Supporting a partner with prostate cancer can take a high emotional toll on the caregiving spouse [21] with many reporting feeling lonely and isolated [9, 19, 21]. Hence, there is a need for additional support for partners. Managing the changes to intimacy can also have a significant impact on the partner and the couple’s relationship. Although many men believe that their partners are unaffected by the loss of sexuality [10], Neese found that 38 % of women were not entirely satisfied with the couple’s current sexual relationship [22]. Women generally take a philosophical approach in dealing with impotence and value their partner’s survival over sexual function [22]. Many men, however, refrain from any emotional intimacy and displays of affection for fear this might lead to sexual expectation, and it is this loss of emotional intimacy that appears to impact significantly on female partners [14]. Studies have found that open communication relating to sexual functioning and intimacy within the couple leads to a higher QoL and greater marital adjustment [8, 23]. Very little has been written about the experiences of partners of gay men with prostate cancer. One qualitative study reported that both the patient and his partner identified strains and changes in their romantic relationship as well as their relationship with other gay men [24].

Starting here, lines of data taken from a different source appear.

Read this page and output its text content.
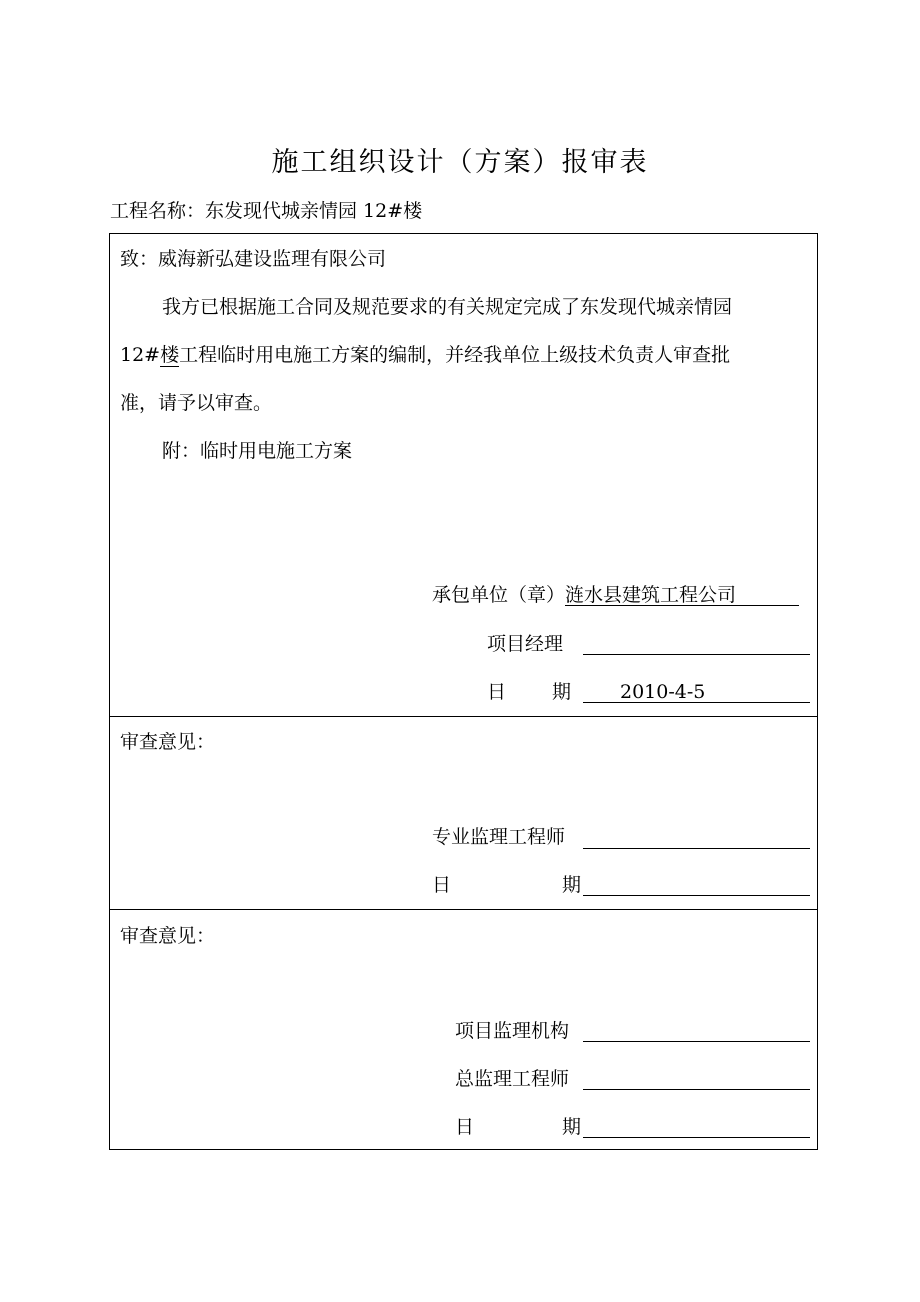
施工组织设计（方案）报审表
工程名称：东发现代城亲情园 12#楼
致：威海新弘建设监理有限公司
我方已根据施工合同及规范要求的有关规定完成了东发现代城亲情园
12#楼工程临时用电施工方案的编制，并经我单位上级技术负责人审查批
准，请予以审查。
附：临时用电施工方案
承包单位（章）涟水县建筑工程公司
项目经理
日 期	2010-4-5
审查意见：
专业监理工程师
日	期
审查意见：
项目监理机构
总监理工程师
日	期
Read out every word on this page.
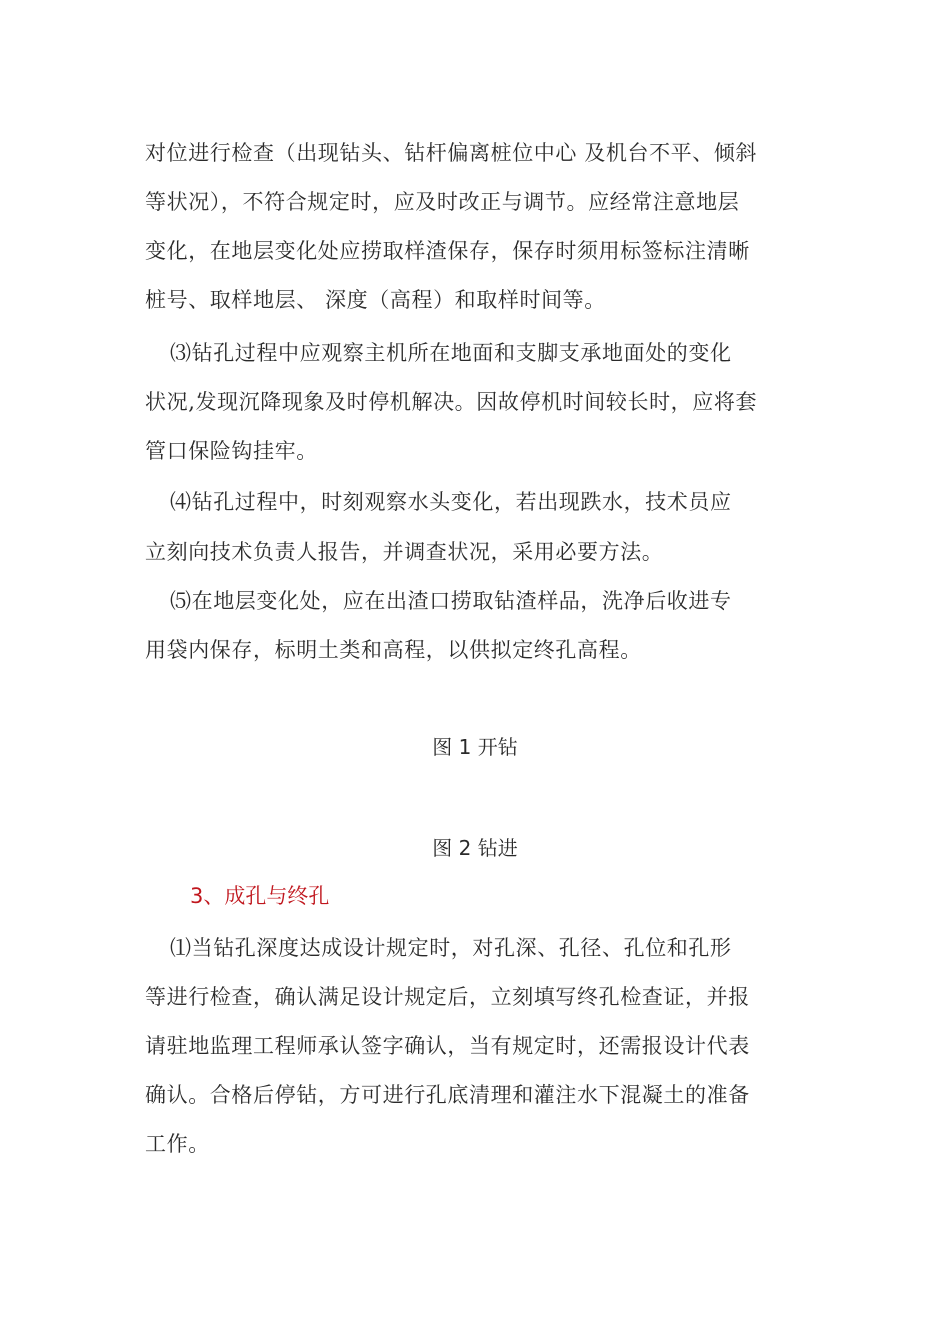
对位进行检查（出现钻头、钻杆偏离桩位中心 及机台不平、倾斜
等状况），不符合规定时，应及时改正与调节。应经常注意地层
变化，在地层变化处应捞取样渣保存，保存时须用标签标注清晰
桩号、取样地层、 深度（高程）和取样时间等。
⑶钻孔过程中应观察主机所在地面和支脚支承地面处的变化
状况,发现沉降现象及时停机解决。因故停机时间较长时，应将套
管口保险钩挂牢。
⑷钻孔过程中，时刻观察水头变化，若出现跌水，技术员应
立刻向技术负责人报告，并调查状况，采用必要方法。
⑸在地层变化处，应在出渣口捞取钻渣样品，洗净后收进专
用袋内保存，标明土类和高程，以供拟定终孔高程。
图 1 开钻
图 2 钻进
3、成孔与终孔
⑴当钻孔深度达成设计规定时，对孔深、孔径、孔位和孔形
等进行检查，确认满足设计规定后，立刻填写终孔检查证，并报
请驻地监理工程师承认签字确认，当有规定时，还需报设计代表
确认。合格后停钻，方可进行孔底清理和灌注水下混凝土的准备
工作。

The aim of this review is to summarise and critically evaluate the current literature reporting psychosocial intervention studies for partners of prostate cancer patients. A full evaluation of the current research, including the methodologies used and the effectiveness of interventions, will provide a synthesis of the research to date and highlight areas for future research.
Method
Search strategy
Identification of relevant studies was conducted using a two-stage process. Stage 1 involved an extensive systematic search of electronic databases (OvidMEDLINE 1946, 26th September 2013, and psychINFO 1967, 26th September 2013) using the keywords prostate cancer OR prostate carcinoma AND intervention* OR therapy* OR psychosocial intervention* OR support* OR workshop* OR education* AND couple* or Spouse* or Partner* or Intimate partner*. Stage 2 involved a review of the abstracts for relevance according to the inclusion criteria listed below. Short-listed articles were then retrieved in full and further assessed as to whether they met the inclusion criteria. The reference lists of all articles were also reviewed to identify any other relevant studies that had been missed using this search strategy.
Inclusion criteria
Studies were included if they described relevant interventions for partners of prostate cancer patients, either solely for the partners or as a couple, intended to alleviate distress and enhance the couple’s quality of life, and reported a measurable outcome for partners.
Exclusion criteria
Studies were excluded if they did not describe the efficacy of an intervention, were case studies or were review papers.
Results
Electronic database searches yielded a total of 621 records. These records were then reviewed, and only studies that described and evaluated psychosocial support interventions for couples together or partners or spouses of a man diagnosed with prostate cancer alone and reported outcome data for the partner or spouse were included. All review, protocol and descriptive papers were excluded. A total of nine papers met the inclusion criteria, and a review of the references of these papers yielded a further two papers. This resulted in a total of eleven prostate cancer-specific intervention studies that included partners and reported separate results for the partners. These are summarised in Table 1. Only one of these interventions was partner specific; the other eight involved the patient-partner dyad. Two key themes of the interventions were identified; enhancing emotional state and sexual intimacy which were targeted in the interventions either via education or psychological therapeutic intervention.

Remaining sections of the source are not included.